New CEO Crowley plots Permanent TSB future after Covid-19 amid 'significant' pressure for bank

Eamonn Crowley group chief financial officer at the publication of the Permanent TSB Group Holdings Interim Results. The group reported profits of €53m and a 61% rise in mortgage lending. Picture: Fennells

New Permanent TSB CEO Eamonn Crowley has pledged there is a future for the mortgage bank in lending to small firms but said the fallout from Covid-19 crisis will be “significant” as it again faces some sort of increase in home loan arrears when the payment breaks for 10,000 customers come to an end.

Mr Crowley said all banks face the same challenges from lower-for-longer interest rates and the economic effects from the pandemic, but insisted there were opportunities too as Permanent TSB lends to SMEs. 

Nonetheless, the bank which is 75% owned by the Government faces substantial pressures. “We will have to deal with an increase in arrears. We will also have to deal with a significant falloff in new lending volumes.
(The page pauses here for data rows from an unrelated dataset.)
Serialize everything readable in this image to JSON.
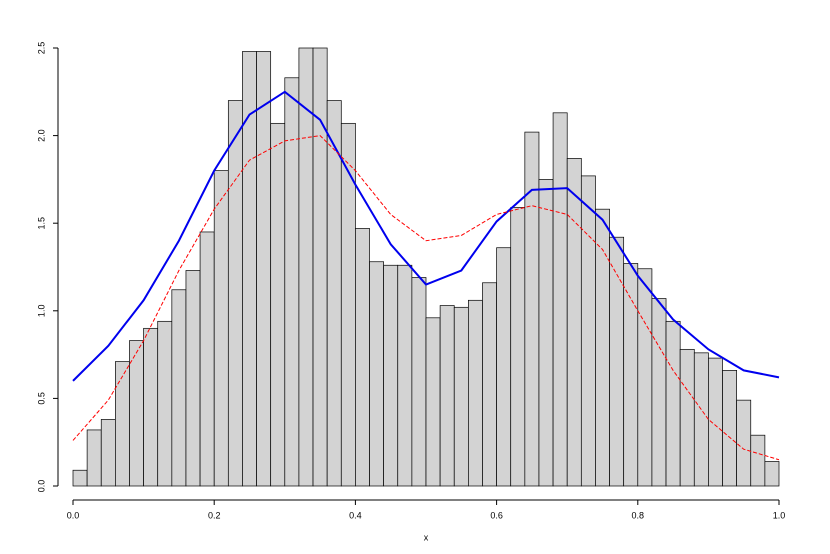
{
  "chart_data": {
    "type": "histogram",
    "xlabel": "x",
    "bins": [
      0,
      0.02,
      0.04,
      0.06,
      0.08,
      0.1,
      0.12,
      0.14,
      0.16,
      0.18,
      0.2,
      0.22,
      0.24,
      0.26,
      0.28,
      0.3,
      0.32,
      0.34,
      0.36,
      0.38,
      0.4,
      0.42,
      0.44,
      0.46,
      0.48,
      0.5,
      0.52,
      0.54,
      0.56,
      0.58,
      0.6,
      0.62,
      0.64,
      0.66,
      0.68,
      0.7,
      0.72,
      0.74,
      0.76,
      0.78,
      0.8,
      0.82,
      0.84,
      0.86,
      0.88,
      0.9,
      0.92,
      0.94,
      0.96,
      0.98,
      1
    ],
    "values": [
      0.09,
      0.32,
      0.38,
      0.71,
      0.83,
      0.9,
      0.94,
      1.12,
      1.23,
      1.45,
      1.8,
      2.2,
      2.48,
      2.48,
      2.07,
      2.33,
      2.5,
      2.5,
      2.2,
      2.07,
      1.47,
      1.28,
      1.26,
      1.26,
      1.19,
      0.96,
      1.03,
      1.02,
      1.06,
      1.16,
      1.36,
      1.59,
      2.02,
      1.75,
      2.13,
      1.87,
      1.77,
      1.58,
      1.42,
      1.27,
      1.24,
      1.07,
      0.94,
      0.78,
      0.76,
      0.73,
      0.66,
      0.49,
      0.29,
      0.14
    ],
    "color": "#d3d3d3",
    "curves": {
      "x": [
        0,
        0.05,
        0.1,
        0.15,
        0.2,
        0.25,
        0.3,
        0.35,
        0.4,
        0.45,
        0.5,
        0.55,
        0.6,
        0.65,
        0.7,
        0.75,
        0.8,
        0.85,
        0.9,
        0.95,
        1
      ],
      "series": [
        {
          "color": "#0000ee",
          "values": [
            0.6,
            0.8,
            1.06,
            1.4,
            1.8,
            2.12,
            2.25,
            2.09,
            1.72,
            1.38,
            1.15,
            1.23,
            1.51,
            1.69,
            1.7,
            1.52,
            1.2,
            0.95,
            0.78,
            0.66,
            0.62
          ]
        },
        {
          "color": "#ff0000",
          "values": [
            0.26,
            0.49,
            0.83,
            1.23,
            1.58,
            1.86,
            1.97,
            2.0,
            1.8,
            1.55,
            1.4,
            1.43,
            1.55,
            1.6,
            1.55,
            1.35,
            1.0,
            0.66,
            0.38,
            0.21,
            0.15
          ]
        }
      ]
    },
    "xlim": [
      0,
      1
    ],
    "xticks": [
      {
        "value": 0,
        "label": "0.0"
      },
      {
        "value": 0.2,
        "label": "0.2"
      },
      {
        "value": 0.4,
        "label": "0.4"
      },
      {
        "value": 0.6,
        "label": "0.6"
      },
      {
        "value": 0.8,
        "label": "0.8"
      },
      {
        "value": 1,
        "label": "1.0"
      }
    ],
    "ylim": [
      0,
      2.5
    ],
    "yticks": [
      {
        "value": 0,
        "label": "0.0"
      },
      {
        "value": 0.5,
        "label": "0.5"
      },
      {
        "value": 1,
        "label": "1.0"
      },
      {
        "value": 1.5,
        "label": "1.5"
      },
      {
        "value": 2,
        "label": "2.0"
      },
      {
        "value": 2.5,
        "label": "2.5"
      }
    ]
  }
}
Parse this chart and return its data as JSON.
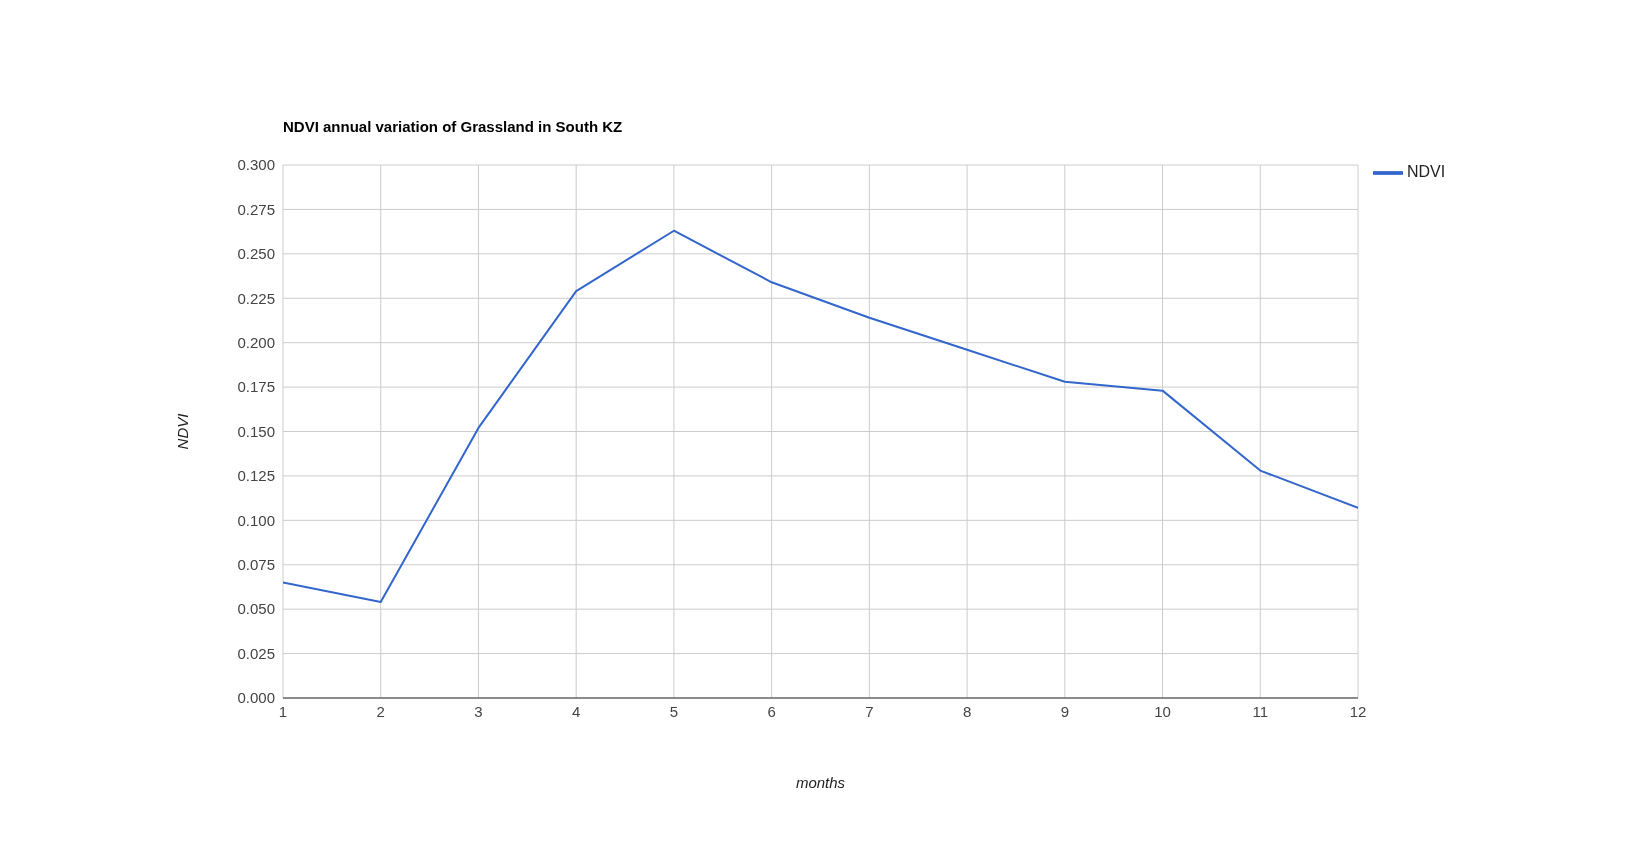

And in this respect, we have guided that new lending volumes for 2020 may be 50% lower than 2019 but that has yet to be tested,” he said.

Permanent TSB next updates the market at the end of July when, Mr Crowley said, it will have a better idea how many of the 10,000 accounts with payment breaks will go back to paying in full, or not.

He said extending the payment breaks beyond six months involved regulatory issues, and the lender was operating under the current agreement that customers could avail of extending the payment breaks of three months to six months.

There was a small pickup in mortgage applications but house prices would fall this year, as experts like the think tank ESRI have predicted, he said.

Mr Crowley who was the long term chief financial officer under the previous CEO, Jeremy Masding talked about his ambition for the bank at the start of his tenure in the top job.

He said the bank would learn from its mistakes in which Permanent TSB was fined €21m by the Central Bank for its part in the industry-wide tracker mortgage scandal. 

The bank will continue to invest in digital banking and reduce its cost-income ratio by seeking out new income streams, such as lending to SMEs, and there was “no radical plan” in focusing on costs alone, he said.

“While we have a slightly higher mountain to climb than other banks, everybody in the banking sector still has the same challenge”, Mr Crowley said of the bank’s long term future.